In India, much talk on the police reforms was centred on judicial activism. For instance, the Supreme Court of India delivered a historic judgement Sep 22, 2006, in the Prakash Singh vs Union of India case.

Though it took the court nearly a decade, this landmark decision served as a catalyst for reforms. The honourable court instructed the central and state governments to comply with a set of seven directives which, if implemented as a package, would lead to better policing.

The seven directives in a nutshell are:

1. Constitute a State Security Commission (SSC) to:

Ensure that the state government does not exercise unwarranted influence or pressure on the police;

Lay down broad policy guideline; and

Evaluate the performance of the state police.

2. Ensure that the director general of police is appointed through a merit-based transparent process and secure a minimum tenure of two years.

3. Ensure that other police officers on operational duties (including superintendents of police in-charge of a district and station house officers in-charge of a police station) are also provided a minimum tenure of two years.

4. Separate the investigation and law and order functions of the police.

5. Set up a Police Establishment Board (PEB) to decide transfers, postings, promotions and other service-related matters of police officers of and below the rank of deputy superintendent of police and make recommendations on postings and transfers above the rank of deputy superintendent of police.

6. Set up a Police Complaints Authority (PCA) at state level to inquire into public complaints against police officers of and above the rank of deputy superintendent of police in cases of serious misconduct, including custodial death, grievous hurt, or rape in custody and at district levels to inquire into public complaints against the personnel below the rank of deputy superintendent of police in cases of serious misconduct.

7. Set up a National Security Commission (NSC) at the union level to prepare a panel for selection and placement of chiefs of the central police organisations (CPO) with a minimum tenure of two years.

All this was in 2006. It was hoped that the court’s directives would act as a catalyst to push-start real reforms. But this has not happened. The court’s directions have been repeatedly challenged by state after state.

With no joy from that, despite the presence of a monitoring committee coming back with a report of dismal compliance, states have either complied on paper and not implemented on the ground, or complied on some directions and refused on others, thereby making a nonsense of the scheme, or not complied at all.

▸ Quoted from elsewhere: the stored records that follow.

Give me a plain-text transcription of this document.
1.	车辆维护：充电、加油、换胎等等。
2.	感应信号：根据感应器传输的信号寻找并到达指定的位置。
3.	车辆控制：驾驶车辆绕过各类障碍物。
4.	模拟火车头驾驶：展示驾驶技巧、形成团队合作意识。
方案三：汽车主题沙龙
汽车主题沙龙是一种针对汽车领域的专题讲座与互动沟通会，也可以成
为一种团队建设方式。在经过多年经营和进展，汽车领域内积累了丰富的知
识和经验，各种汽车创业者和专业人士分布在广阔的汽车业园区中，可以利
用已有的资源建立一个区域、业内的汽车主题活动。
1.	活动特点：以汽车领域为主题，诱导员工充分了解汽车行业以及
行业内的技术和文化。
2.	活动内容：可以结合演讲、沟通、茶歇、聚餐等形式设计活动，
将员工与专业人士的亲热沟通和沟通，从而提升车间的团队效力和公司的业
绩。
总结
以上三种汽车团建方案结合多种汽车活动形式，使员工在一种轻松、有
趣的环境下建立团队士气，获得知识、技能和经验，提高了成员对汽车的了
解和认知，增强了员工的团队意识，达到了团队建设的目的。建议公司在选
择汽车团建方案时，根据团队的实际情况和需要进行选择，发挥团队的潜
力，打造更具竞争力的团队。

This includes the central government which could have been the model for enthusiastic reform in a capital city where the people feel as unsafe from the police as from criminals.

The problem is more compounded by the fact that policing comes under state subject as per the Indian constitution. Resistance to reform comes from all quarters; the politicians want absolute control over the police; the higher echelons of the police have long made their peace and their bargains with their political masters and are locked into cosy compacts of mutual benefit.

Even those who would want some relief from this stranglehold are not keen on more accountability to courts and complaint authorities. The bureaucrats are comfortable with a police that is in their grip through the executive.

The harassed and discontented public seems not to count. The rich keep out of the way and the poor are too oppressed and powerless to take on the police or face off with an obdurate government that does not take note of their pain. Perhaps the only way to ensure change is through a movement like the Anna Hazare campaign against corruption.